Drop an entire graph using DropGraph(graphUri: Option[URI]) wrapped in a GraphStoreRequest()

If no graphIri is specified the request drops the DEFAULT graph, so be careful with that if you don't use named graphs in your triple store.

Insert Models into Graphs

Insert the contents of an RDF Model into the specified graph. There are 3 variants:

  • InsertGraphFromModel(graphModel: Model, graphUri: Option[URI]): inserts an in-memory RDF Model;
  • InsertGraphFromPath(filePath: Path, graphUri: Option[URI], format: RDFFormat): inserts the contents of the specified file in the given RDF format;
  • InsertGraphFromURL(url: URL, format: RDFFormat, graphUri: Option[URI]): inserts the contents of the file behind the specified HTTP URL in the given RDF format.

All the operations above return a GraphStoreResponse which contains the success status of the operation and a optional model (for GetGraph() queries only)

case class GraphStoreResponse
(
  request: GraphStoreRequest,
  success: Boolean,
  statusCode: Int,
  statusText: String,
  model: Option[Model] = None
)

There is a mergeGraphs: Boolean parameter for all insert messages, that allows us to control how the resulting graph will deal with the newly inserted triples.

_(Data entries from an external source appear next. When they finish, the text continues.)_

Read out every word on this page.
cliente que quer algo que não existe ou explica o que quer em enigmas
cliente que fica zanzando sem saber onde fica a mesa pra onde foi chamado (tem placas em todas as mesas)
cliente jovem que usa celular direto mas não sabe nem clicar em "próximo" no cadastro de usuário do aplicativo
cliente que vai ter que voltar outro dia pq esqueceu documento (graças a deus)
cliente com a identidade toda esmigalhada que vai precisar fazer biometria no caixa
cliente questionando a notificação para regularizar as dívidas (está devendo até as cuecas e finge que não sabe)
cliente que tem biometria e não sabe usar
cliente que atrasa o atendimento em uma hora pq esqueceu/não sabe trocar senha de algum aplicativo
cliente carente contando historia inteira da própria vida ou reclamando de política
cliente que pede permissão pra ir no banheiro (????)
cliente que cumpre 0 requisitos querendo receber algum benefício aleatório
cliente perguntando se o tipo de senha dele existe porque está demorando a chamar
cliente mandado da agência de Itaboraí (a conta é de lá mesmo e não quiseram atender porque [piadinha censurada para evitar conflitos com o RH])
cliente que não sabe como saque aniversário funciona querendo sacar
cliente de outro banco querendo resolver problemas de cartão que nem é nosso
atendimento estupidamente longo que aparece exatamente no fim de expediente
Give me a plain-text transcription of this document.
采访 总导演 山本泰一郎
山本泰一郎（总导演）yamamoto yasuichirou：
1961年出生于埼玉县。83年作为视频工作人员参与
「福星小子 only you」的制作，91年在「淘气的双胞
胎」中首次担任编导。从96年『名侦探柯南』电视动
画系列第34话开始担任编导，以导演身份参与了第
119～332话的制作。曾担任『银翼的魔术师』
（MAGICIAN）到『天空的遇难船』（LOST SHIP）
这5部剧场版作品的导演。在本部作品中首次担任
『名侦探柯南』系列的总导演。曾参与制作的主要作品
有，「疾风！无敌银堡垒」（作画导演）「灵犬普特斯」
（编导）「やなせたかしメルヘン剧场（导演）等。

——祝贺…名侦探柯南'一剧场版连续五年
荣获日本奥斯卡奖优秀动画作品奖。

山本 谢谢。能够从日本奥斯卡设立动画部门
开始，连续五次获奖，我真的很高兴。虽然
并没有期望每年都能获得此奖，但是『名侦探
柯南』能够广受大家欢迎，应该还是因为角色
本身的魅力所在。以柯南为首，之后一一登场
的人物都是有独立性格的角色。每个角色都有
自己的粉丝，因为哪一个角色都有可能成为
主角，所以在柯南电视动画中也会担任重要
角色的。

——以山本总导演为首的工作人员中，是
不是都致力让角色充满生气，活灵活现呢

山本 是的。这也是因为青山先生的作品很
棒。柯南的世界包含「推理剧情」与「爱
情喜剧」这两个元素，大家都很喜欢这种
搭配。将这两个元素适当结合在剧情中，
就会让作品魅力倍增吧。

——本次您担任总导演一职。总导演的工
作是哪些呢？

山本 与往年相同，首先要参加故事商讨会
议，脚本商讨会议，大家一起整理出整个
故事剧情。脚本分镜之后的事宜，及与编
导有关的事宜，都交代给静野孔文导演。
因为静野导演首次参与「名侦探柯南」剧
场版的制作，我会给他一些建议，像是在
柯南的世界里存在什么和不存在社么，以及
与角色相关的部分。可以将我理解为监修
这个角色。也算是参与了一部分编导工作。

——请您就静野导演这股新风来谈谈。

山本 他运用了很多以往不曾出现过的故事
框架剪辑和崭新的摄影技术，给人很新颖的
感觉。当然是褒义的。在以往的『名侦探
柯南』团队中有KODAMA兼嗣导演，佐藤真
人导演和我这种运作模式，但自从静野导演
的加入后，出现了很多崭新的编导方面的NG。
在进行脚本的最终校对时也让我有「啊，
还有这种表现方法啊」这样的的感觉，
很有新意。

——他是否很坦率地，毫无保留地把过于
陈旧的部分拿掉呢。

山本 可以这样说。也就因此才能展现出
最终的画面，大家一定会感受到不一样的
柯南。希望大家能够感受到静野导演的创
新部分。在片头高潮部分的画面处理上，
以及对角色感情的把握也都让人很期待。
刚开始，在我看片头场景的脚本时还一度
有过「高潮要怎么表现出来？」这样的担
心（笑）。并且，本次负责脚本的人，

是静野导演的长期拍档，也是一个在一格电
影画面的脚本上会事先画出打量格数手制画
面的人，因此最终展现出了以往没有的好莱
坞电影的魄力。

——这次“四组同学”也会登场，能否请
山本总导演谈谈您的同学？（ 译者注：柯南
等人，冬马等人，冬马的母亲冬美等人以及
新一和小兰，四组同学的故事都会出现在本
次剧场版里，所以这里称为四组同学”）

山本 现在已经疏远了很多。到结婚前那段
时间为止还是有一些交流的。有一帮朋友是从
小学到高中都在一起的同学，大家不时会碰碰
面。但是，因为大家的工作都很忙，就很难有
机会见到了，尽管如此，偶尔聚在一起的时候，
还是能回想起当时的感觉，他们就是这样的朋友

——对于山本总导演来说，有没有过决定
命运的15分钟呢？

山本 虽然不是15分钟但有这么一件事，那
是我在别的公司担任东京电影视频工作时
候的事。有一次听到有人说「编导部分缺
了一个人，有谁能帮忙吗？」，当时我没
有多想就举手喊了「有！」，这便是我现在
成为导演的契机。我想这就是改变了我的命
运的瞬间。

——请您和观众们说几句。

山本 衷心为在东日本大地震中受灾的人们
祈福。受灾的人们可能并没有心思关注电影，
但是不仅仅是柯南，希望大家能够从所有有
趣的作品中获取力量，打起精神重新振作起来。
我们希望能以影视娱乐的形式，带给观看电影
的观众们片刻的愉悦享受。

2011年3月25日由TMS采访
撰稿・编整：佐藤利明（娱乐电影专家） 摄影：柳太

  • mergeGraphs = true will perform a HTTP PUT operation, which merges the content of the graph being sent with the graph that is already in the triple store;
  • mergeGraphs = false is the DEFAULT option and will perform a HTTP POST operation, which replaces the content of the graph with the one being sent over.

If no graph is specified, the insert will use the DEFAULT graph in the triple store.

Refer to Flow[GraphStoreRequest, GraphStoreResponse, _] for more detail.